Ist Selbstbefriedigung sündhaft?

Gefragt von Anonym
Selbstbefriedigung

© lolostock/iStockphoto/Getty Images

Sehr geehrter Herr Muchlinsky,
vorweg die Frage ist ernst gemeint. Wie sieht es mit Selbstbefriedigung aus. Ist das sündhaft?
Und wie sieht es aus, wenn ich beim masturbieren an eine verheiratete Frau denke?

Liebe*r Anonym,

weil heute Valentinstag ist, möchte ich Ihre Frage beantworten, denn es gibt bestimmt viele Leute, die keine Partnerin und keinen Partner haben, mit der oder dem sie Sex haben können, und die sich darum heute besonders einsam fühlen. Schließlich ist der Valentinstag mittlerweile so etwas wie der "Internationale Tag für Liebe und Beischlaf" geworden. Wer heute keinen Sex hat, der oder dem wird heute an vielen Orten signalisiert: "Du machst etwas falsch!"

Darum will ich gern alle, die heute Sex mit sich selbst haben möchten, schreiben: Sei zärtlich zu dir! Mach dir keine Sorgen, was Gott davon halten könnte, wenn Du dich anfasst! Gott interessiert sich für die großen Dinge: Universum, Welt, Schöpfung, Liebe, Menschheit, Glauben und solche Sachen. Von Selbstbefriedigung steht aus gutem Grund nichts in der Bibel.[1]
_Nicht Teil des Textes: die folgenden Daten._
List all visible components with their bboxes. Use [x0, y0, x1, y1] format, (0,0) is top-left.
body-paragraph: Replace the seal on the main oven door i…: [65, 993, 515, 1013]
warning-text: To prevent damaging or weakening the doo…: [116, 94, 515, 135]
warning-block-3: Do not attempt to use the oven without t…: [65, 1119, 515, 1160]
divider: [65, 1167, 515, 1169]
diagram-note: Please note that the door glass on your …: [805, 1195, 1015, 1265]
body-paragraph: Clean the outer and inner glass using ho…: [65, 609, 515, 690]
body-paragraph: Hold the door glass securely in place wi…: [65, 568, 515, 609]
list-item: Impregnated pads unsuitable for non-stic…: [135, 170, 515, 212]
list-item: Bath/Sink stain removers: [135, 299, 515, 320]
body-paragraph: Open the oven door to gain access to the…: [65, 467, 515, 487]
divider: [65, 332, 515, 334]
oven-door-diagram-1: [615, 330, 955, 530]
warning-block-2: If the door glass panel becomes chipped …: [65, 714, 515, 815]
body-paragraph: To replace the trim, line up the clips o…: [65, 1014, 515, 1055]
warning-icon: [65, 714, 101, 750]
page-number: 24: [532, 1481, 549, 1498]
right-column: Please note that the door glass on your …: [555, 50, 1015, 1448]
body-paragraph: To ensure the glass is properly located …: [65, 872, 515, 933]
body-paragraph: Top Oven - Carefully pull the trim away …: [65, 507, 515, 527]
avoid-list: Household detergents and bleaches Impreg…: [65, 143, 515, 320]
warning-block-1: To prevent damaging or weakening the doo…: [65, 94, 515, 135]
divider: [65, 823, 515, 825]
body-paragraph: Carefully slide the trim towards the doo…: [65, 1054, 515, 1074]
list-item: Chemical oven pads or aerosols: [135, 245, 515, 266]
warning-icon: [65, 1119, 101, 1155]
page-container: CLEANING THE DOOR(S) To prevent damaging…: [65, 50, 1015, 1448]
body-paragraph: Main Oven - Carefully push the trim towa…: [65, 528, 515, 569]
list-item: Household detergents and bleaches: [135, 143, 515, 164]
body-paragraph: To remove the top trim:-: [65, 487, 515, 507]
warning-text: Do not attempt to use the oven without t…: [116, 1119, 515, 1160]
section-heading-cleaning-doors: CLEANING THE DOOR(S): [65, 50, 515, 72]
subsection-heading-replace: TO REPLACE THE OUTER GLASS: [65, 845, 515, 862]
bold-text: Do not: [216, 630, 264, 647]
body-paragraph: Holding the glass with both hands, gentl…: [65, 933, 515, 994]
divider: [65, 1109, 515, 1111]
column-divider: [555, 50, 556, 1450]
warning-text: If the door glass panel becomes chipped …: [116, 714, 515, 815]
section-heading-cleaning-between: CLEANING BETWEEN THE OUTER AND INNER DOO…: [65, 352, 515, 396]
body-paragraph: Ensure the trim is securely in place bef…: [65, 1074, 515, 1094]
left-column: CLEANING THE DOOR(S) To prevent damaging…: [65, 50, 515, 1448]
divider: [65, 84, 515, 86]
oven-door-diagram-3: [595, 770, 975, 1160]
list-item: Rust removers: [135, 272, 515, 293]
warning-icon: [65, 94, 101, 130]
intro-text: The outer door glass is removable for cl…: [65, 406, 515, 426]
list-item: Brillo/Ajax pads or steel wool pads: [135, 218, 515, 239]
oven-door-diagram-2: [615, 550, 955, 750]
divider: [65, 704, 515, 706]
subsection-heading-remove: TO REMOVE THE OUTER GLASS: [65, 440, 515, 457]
Natürlich ändern sich die Dinge, wenn man bei der Selbstbefriedigung an jemanden denkt, der oder die verheiratet ist. Sie, liebe*r Anonym, würden nicht danach fragen, wenn Sie nicht der Meinung wären, dass das irgendwie nicht ganz in Ordnung ist. Als Christinnen und Christen kommen wir nicht daran vorbei, dass Jesus bei Matthäus sagt: "Ihr habt gehört, dass gesagt ist: »Du sollst nicht ehebrechen.« Ich aber sage euch: Wer eine Frau ansieht, sie zu begehren, der hat schon mit ihr die Ehe gebrochen in seinem Herzen." (Matthäus 5,27-28) Man kann diese Stelle zum Beispiel so auslegen: Jesus verschärft das Gebot "Du sollst nicht ehebrechen", damit man sich gar nicht erst in Versuchung bringt. Man handelt also nach dem Motto: "Wehret den Anfängen!" Man kann diese Stelle auch so auslegen: Jesus macht damit deutlich, dass schon unsere Gedanken Sünde sein können. Beide Interpretationen ergeben Sinn.

Sie müssen also selbst entscheiden, wie viel Gefahr darin besteht, wenn Sie bei der Selbstbefriedigung an eine verheiratete Frau denken. Wenn Sie Angst haben, tatsächlich etwas Grundfalsches zu tun, das Sie und Gott entzweit, dann lassen Sie es lieber und denken Sie an jemand anderen. Wenn Sie das dann nicht lassen können, haben Sie weniger ein Problem mit Ihrer Selbstbefriedigung, als vielmehr mit Ihrer Beziehung zu dieser Frau. Wenn Sie aber keine Gefahr sehen, dass aus Ihrer Phantasie jemals ein vollständiger Ehebruch werden könnte, dann können Sie überlegen, ob Ihre Phantasie nicht verzeihlich ist.

Lassen Sie mich zum Schluss noch einmal an den Anfang zurückkehren: Was immer Sie tun, seien Sie zärtlich mit sich selbst. Es dient niemandem, und ganz bestimmt nicht Gott, wenn Sie sich mit Ihrer Selbstbefriedigung quälen.

Alles Liebe!

Frank Muchlinsky

 

[1] Um den zu erwartenden Kommentaren zuvorzukommen, sei hier eingefügt, dass es in der Geschichte von Onan (1. Mose 38) nicht um Selbstbefriedigung geht, sondern darum, dass Onan sich weigert, mit seiner Schwägerin ein Kind zu zeugen.